Léim ar aghaidh chuig an bpríomhábhar
Gnáthamharc

Dáil Éireann díospóireacht -
Wednesday, 26 Jan 1966

Vol. 220 No. 2

Ceisteanna—Questions. Oral Answers. - Post Office Telephone Employees.

49.

asked the Minister for Posts and Telegraphs if he will state in respect of each of the last six months the number of temporary men (i) engaged or (ii) dismissed by the telephones and telephone cables installation section of his Department, and the reason for this trend.

The numbers of temporary men engaged on the telephone side of my Department's Engineering Branch in each of the last six months were as follows: 32 in July, 35 in August, nine in September, 36 in October, 25 in November and six in December. The numbers laid off in the same period were 56 in July, seven in August, 31 in September, 45 in October, 12 in November and eight in December. The trend indicated in these figures is in accordance with the normal pattern for this type of employment which varies in accordance with the demands of the work.

Will the Minister say why, this year, there are so few temporary men employed in the installation of telephones while there is such a colossal demand for more and more telephones? Why has the work of installation been slowed up?

There is no change. The figures which I have given the Deputy are approximately the same as those for last year. There is scarcely any difference.

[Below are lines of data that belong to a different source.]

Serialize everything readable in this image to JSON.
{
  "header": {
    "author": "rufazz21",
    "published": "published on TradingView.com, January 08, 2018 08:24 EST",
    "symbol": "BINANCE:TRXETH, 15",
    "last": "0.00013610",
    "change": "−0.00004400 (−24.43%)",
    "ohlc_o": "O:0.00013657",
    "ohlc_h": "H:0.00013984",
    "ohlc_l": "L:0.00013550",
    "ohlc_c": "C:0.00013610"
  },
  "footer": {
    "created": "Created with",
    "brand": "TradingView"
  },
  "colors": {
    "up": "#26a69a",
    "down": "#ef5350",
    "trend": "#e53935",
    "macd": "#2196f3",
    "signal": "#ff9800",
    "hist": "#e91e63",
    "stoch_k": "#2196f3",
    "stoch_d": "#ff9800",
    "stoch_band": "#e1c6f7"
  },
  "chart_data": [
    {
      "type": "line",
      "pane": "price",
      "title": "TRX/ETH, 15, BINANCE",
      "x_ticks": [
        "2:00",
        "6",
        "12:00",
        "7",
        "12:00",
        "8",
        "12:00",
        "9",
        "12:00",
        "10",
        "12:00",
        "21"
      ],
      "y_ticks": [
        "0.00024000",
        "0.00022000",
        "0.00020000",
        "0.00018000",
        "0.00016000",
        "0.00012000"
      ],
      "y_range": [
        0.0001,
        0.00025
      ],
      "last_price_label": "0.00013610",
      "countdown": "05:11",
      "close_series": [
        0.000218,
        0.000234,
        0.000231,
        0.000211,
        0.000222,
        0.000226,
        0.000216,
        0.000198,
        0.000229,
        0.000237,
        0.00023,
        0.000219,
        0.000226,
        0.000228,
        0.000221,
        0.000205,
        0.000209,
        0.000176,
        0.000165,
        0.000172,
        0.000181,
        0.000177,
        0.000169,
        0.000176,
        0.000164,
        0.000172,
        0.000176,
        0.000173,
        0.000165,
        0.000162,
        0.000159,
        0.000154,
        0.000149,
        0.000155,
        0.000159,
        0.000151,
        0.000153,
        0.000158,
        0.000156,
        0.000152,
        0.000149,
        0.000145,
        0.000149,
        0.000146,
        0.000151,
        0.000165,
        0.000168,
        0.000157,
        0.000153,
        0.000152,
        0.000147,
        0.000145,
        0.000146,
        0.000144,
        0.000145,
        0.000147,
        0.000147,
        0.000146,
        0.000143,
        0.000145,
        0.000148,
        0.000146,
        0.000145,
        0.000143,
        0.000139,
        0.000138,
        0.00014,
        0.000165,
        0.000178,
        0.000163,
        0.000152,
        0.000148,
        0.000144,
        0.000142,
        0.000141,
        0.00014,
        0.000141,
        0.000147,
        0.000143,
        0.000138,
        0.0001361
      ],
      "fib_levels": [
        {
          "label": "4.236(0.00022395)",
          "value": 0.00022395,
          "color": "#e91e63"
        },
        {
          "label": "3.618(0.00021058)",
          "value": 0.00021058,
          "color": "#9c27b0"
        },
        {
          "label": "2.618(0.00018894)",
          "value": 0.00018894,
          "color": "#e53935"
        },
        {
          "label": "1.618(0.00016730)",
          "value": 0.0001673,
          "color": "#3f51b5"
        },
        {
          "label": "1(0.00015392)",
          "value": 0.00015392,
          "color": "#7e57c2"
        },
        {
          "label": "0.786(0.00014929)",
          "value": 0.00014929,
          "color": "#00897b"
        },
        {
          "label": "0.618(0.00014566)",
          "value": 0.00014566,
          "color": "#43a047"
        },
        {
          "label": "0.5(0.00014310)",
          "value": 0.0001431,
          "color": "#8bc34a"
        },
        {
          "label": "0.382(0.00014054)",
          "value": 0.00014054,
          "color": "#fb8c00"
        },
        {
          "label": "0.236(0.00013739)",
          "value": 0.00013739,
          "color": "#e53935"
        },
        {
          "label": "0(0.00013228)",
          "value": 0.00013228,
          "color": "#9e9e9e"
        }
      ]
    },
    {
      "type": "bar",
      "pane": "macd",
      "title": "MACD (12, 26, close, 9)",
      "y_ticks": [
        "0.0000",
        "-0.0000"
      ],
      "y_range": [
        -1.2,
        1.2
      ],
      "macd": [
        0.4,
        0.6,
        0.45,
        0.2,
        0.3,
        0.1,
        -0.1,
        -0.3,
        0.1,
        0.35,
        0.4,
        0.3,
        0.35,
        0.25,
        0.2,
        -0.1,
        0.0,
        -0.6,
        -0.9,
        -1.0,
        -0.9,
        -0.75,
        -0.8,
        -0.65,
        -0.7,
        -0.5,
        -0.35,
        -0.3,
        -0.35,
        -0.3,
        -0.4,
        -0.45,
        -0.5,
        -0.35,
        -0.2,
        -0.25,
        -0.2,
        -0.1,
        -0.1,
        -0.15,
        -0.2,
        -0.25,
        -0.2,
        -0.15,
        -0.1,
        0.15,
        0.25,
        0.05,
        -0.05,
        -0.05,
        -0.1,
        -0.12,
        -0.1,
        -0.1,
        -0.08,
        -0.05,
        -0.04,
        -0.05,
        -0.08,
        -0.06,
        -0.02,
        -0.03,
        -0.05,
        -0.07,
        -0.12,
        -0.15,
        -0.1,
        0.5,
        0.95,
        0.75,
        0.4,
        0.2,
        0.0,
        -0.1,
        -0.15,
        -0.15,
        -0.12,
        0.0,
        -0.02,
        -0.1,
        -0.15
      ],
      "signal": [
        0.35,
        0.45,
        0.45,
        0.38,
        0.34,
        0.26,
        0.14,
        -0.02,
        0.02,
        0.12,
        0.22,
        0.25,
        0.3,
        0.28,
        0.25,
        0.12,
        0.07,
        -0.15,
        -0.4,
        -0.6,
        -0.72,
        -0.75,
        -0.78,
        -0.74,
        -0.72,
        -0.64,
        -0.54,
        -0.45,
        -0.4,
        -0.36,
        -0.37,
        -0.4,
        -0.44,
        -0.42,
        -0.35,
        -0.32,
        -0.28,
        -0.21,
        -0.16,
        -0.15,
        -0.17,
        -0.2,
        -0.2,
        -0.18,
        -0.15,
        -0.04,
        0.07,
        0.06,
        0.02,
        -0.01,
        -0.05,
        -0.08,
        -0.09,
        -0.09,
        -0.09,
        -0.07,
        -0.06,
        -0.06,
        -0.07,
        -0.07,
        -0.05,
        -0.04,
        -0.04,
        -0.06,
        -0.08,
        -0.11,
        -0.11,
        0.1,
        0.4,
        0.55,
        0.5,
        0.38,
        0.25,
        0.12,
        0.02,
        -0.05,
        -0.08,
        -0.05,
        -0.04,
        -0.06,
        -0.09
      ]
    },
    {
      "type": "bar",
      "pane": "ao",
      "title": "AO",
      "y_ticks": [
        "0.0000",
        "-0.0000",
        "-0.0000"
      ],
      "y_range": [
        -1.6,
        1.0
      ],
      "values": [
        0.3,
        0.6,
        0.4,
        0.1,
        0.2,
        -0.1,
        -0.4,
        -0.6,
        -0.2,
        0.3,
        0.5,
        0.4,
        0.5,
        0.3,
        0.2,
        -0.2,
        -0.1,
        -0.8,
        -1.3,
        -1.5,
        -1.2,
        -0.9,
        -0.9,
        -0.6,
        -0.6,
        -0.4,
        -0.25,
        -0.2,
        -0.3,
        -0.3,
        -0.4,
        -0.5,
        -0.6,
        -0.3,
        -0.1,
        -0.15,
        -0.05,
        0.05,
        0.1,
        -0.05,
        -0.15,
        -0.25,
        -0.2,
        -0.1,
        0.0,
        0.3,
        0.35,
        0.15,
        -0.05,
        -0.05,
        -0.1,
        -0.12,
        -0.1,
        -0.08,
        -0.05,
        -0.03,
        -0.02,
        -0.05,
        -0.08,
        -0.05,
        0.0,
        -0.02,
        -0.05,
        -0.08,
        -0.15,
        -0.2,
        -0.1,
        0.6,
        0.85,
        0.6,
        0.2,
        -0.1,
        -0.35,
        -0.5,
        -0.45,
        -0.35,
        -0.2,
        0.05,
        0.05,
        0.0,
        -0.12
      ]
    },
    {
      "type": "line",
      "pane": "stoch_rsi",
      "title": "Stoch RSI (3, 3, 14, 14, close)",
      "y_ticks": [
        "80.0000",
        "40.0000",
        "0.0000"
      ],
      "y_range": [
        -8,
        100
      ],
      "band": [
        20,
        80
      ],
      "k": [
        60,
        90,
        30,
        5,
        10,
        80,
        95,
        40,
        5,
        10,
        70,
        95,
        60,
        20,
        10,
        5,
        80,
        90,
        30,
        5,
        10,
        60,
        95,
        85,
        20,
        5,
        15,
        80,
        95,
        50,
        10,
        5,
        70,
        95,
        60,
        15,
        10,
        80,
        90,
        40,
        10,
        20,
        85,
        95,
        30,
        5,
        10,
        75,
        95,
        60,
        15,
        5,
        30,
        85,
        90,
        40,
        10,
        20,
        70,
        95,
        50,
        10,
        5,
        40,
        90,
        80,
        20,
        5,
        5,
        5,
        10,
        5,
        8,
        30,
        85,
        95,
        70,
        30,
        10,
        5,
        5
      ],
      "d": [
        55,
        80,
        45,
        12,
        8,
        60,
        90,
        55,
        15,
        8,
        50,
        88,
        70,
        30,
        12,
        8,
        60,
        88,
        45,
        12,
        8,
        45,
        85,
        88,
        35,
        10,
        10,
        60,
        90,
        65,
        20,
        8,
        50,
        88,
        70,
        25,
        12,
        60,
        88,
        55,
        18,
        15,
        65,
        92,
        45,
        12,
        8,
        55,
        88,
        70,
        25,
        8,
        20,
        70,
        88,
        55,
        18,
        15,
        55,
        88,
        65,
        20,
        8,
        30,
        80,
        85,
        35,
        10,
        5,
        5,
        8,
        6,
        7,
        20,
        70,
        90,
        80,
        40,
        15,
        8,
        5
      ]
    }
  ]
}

Why is it that British contractors have been employed in increasing numbers in recent times while Irish workers are apparently being laid off for the same work?

Irish firms get every chance to tender for any of the things to which, I take it, the Deputy is referring.

That will be finished off in July.

These people will now be added to the other 8,000 people who have recently become unemployed. It is a deliberate creation of unemployment so as to run down the economy.

That is not true. The trend in my Department does not show any deterioration.

Why is it that the telephones that are wanted are not being installed?